Shares of Aaron's, Inc. (AAN - Free Report) have lost 9.7% in the past three months, thanks to soft performance at the Aaron's Business segment. Moreover, the company posted lower-than-expected earnings and sales in third-quarter 2019, wherein the bottom line lagged the Zacks Consensus Estimate after two straight beats. Soft quarterly performance coupled with management’s revised view for the rest of 2019 is further hurting investors’ sentiment. We note that the industry rallied 14.8% in the same time period.
Despite the aforesaid concerns, strength in Aaron's Progressive segment, which covers the virtual lease-to-own business, is expected to continue in quarters ahead. Moreover, the company’s transformational initiatives to bring the Aaron’s Business segment back to sustainable growth bode well.
In third-quarter 2019, Aaron's top line was hurt by decline in revenues at the Aaron’s Business segment owing to store closures in the first half of 2019. Total revenues at this segment fell 2.9%, thanks to the lack of revenues from net decrease of 149 stores in 2019, partly compensated with contributions from the buyout of 152 franchised locations. Moreover, same-store revenues and customer count declined 2.9% each. Non-retail sales also tumbled 29.9% on a year-over-year basis.
Further, the company’s adjusted EBITDA margin contracted 30 basis points (bps) to about 9% when calculated on a basis with respect to the 2019 adoption of ASC 842 associated with lease accounting.
Consequently, management now projects total revenues of $3,905-$4,010 million compared with $3,905-$4,065 million mentioned earlier. Adjusted EBITDA is now anticipated to be $425-$437 million, down from $430-$452 million stated previously. For 2019, management now expects adjusted earnings of $3.75-$3.85 per share, down from $3.85-$4.00 projected earlier.
Total revenues at the Aaron’s Business segment are now projected to be $1,775-$1,825 million compared with $1,775-$1,855 million mentioned earlier. The Aaron’s Business segment’s adjusted EBITDA is now anticipated to be $155-$160 million compared with $160-$170 million mentioned earlier. For the DAMI segment, management continues to project adjusted EBITDA of negative $3-$5 million.
Nevertheless, Aaron's Progressive segment has been experiencing momentum, thanks to robust growth in invoice volume and a solid customer base.

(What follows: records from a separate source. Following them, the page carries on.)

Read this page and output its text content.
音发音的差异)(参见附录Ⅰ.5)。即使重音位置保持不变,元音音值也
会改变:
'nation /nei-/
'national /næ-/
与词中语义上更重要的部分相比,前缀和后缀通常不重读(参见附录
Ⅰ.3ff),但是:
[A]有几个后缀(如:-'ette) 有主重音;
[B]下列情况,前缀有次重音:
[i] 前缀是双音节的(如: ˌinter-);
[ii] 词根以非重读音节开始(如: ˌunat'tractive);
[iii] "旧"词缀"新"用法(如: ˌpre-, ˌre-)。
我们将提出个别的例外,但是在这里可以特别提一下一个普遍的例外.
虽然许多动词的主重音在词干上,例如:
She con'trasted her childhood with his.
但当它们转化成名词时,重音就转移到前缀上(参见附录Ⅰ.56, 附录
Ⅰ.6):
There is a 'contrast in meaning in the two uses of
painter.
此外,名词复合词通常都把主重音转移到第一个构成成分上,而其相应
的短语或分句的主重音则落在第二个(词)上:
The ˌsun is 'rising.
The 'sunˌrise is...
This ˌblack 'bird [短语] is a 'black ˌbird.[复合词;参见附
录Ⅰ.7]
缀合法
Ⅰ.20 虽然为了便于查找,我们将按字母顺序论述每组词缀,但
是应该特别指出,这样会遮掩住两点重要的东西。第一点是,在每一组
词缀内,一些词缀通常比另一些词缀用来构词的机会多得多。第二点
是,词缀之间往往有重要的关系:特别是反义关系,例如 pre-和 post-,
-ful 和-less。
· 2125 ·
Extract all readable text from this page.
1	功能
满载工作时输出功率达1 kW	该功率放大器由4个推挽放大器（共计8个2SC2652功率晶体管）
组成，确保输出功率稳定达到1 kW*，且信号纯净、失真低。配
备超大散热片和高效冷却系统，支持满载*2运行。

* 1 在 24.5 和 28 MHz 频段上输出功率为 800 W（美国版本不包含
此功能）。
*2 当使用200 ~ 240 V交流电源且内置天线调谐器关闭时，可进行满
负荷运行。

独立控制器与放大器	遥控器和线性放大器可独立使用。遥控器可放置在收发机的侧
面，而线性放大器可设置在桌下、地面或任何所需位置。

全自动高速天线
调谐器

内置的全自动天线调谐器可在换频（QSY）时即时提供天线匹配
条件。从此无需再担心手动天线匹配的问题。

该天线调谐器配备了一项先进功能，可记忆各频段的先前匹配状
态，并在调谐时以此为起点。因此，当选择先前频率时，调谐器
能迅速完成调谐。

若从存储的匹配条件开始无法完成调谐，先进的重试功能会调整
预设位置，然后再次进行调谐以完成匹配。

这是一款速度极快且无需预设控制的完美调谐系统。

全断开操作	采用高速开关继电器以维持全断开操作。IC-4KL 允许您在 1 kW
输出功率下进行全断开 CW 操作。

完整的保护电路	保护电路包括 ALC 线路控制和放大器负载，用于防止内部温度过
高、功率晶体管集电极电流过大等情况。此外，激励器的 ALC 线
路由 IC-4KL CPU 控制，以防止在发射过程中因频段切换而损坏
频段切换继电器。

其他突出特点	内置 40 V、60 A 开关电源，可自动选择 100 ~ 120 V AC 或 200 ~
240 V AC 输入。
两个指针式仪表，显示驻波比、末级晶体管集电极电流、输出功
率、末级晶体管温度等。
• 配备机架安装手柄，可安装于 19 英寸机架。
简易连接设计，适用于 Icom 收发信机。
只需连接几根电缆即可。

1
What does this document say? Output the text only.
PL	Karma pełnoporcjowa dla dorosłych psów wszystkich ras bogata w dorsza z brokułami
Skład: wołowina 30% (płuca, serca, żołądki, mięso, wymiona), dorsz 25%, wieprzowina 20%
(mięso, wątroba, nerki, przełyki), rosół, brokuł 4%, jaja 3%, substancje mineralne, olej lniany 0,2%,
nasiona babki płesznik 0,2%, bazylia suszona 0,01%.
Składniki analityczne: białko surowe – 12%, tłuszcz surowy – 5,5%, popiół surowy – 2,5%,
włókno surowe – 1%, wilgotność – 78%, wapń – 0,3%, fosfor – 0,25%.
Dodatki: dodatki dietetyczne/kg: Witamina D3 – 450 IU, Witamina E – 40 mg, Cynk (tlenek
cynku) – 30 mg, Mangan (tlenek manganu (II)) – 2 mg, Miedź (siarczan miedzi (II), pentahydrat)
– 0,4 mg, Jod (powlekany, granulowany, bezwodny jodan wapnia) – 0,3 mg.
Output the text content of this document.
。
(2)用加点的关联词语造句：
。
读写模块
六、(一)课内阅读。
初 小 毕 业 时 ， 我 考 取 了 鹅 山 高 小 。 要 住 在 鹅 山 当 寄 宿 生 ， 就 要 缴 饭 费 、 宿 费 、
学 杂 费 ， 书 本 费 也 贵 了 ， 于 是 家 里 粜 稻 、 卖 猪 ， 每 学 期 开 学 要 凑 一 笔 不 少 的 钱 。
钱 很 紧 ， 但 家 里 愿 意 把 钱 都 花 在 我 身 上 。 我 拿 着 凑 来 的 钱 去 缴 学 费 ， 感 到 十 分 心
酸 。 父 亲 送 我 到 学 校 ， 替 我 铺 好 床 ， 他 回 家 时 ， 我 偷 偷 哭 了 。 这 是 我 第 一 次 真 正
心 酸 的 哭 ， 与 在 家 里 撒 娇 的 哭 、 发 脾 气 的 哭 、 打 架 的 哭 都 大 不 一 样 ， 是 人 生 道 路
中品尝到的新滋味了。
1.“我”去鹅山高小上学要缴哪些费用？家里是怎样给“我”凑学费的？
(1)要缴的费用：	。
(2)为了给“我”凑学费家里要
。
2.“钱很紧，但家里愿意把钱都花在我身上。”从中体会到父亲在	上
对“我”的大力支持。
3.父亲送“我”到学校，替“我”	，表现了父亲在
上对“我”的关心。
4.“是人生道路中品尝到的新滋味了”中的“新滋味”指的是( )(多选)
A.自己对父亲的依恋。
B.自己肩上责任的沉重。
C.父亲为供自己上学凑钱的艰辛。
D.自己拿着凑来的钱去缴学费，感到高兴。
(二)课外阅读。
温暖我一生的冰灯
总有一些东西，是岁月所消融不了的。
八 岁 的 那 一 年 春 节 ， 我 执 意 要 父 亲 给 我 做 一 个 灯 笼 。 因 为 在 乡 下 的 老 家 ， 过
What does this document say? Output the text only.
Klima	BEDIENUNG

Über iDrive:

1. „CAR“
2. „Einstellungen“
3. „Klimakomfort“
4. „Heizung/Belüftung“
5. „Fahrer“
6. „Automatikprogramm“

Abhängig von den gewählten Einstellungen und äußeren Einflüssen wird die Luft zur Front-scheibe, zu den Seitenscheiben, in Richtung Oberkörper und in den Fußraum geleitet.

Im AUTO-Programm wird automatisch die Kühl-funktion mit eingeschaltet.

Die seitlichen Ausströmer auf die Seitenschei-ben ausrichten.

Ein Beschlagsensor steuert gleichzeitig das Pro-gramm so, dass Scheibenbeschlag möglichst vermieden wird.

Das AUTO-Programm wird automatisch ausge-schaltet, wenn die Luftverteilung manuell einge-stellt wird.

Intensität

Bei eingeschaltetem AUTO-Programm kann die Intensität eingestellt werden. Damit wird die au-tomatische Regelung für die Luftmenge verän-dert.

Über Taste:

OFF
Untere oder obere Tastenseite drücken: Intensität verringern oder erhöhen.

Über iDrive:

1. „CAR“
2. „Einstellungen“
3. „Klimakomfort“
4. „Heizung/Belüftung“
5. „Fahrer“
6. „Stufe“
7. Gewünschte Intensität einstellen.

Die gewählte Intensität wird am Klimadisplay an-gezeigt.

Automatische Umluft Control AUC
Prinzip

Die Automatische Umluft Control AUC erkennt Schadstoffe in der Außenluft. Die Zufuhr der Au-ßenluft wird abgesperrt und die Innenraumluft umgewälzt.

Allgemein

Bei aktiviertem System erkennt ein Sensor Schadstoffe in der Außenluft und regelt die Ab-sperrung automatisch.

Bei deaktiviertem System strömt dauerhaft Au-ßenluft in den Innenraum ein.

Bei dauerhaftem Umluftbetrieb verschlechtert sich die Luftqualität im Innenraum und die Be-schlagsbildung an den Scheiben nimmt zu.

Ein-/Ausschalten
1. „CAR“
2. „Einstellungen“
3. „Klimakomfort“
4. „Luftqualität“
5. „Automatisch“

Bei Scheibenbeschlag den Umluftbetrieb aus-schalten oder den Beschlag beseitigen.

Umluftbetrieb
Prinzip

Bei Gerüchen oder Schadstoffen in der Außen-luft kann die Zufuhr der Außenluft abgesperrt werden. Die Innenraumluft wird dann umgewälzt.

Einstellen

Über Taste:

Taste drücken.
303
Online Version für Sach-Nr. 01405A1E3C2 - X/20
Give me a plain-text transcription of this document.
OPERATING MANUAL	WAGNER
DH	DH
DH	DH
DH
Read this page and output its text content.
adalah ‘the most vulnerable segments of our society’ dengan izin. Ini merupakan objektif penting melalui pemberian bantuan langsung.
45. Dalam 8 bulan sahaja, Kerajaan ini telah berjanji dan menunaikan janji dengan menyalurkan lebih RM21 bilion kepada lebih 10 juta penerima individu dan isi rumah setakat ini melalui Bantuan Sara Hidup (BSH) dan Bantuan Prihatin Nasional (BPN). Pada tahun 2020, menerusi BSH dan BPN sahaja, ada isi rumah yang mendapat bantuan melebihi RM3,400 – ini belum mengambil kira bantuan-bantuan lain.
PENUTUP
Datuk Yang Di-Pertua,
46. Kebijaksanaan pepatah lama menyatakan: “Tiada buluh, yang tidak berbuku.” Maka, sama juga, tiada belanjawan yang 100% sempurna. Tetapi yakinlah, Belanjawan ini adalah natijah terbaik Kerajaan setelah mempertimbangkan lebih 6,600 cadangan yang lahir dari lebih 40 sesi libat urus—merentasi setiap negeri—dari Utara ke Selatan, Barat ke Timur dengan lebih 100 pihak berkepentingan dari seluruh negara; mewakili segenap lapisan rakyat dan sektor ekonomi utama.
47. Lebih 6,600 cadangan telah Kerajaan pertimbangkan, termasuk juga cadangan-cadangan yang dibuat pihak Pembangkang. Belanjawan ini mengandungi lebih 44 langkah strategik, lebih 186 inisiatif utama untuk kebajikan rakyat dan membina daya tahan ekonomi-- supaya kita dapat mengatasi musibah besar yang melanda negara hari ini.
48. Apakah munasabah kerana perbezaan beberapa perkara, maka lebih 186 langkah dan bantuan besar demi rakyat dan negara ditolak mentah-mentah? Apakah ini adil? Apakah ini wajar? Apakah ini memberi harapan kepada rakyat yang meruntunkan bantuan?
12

In fact, this will keep on bolstering the company’s top line. Total revenues for the company rose 1.1% year over year in the third quarter. When calculated on a basis with respect to the 2019 adoption of ASC 842, revenues grew 8.4%.
Impressively, Progressive segment’s revenues have doubled from $1 billion in 2015 to $2 billion in 2018, while consistently generating strong profits. Revenues at this segment grew 4.9% in the third quarter, driven by invoice volume growth of 18.6% owing to 20.5% rise in invoice volume per active door. The segment’s EBITDA grew 21.5%, with margin expansion of 20 bps. As of Sep 30, 2019, this division had 953,000 customers, reflecting 17.9% growth year over year.
For 2019, management expects revenues of $2,100-$2,150 million and adjusted EBITDA of $275-$280 million at the Progressive segment. This guidance represents growth from the segment’s revenues of $1,999 million and adjusted EBITDA of $219.3 million reported in 2018.
Although the Aaron’s Business unit remains soft, this Zacks Rank #3 (Hold) company has been making continuous efforts to revive segmental performance. Management has been investing in activities to improve customer experience, operating efficiencies and employee engagement. Driven by the success of the pilots carried out in 2018, the company is on track to expand the next generation concept to 40-50 locations in 2019, including renovating existing stores and repositioning to new more attractive store locations. These new store concepts are poised to boost in-store level traffic and revenues. Additionally, the company’s e-commerce channel remains impressive.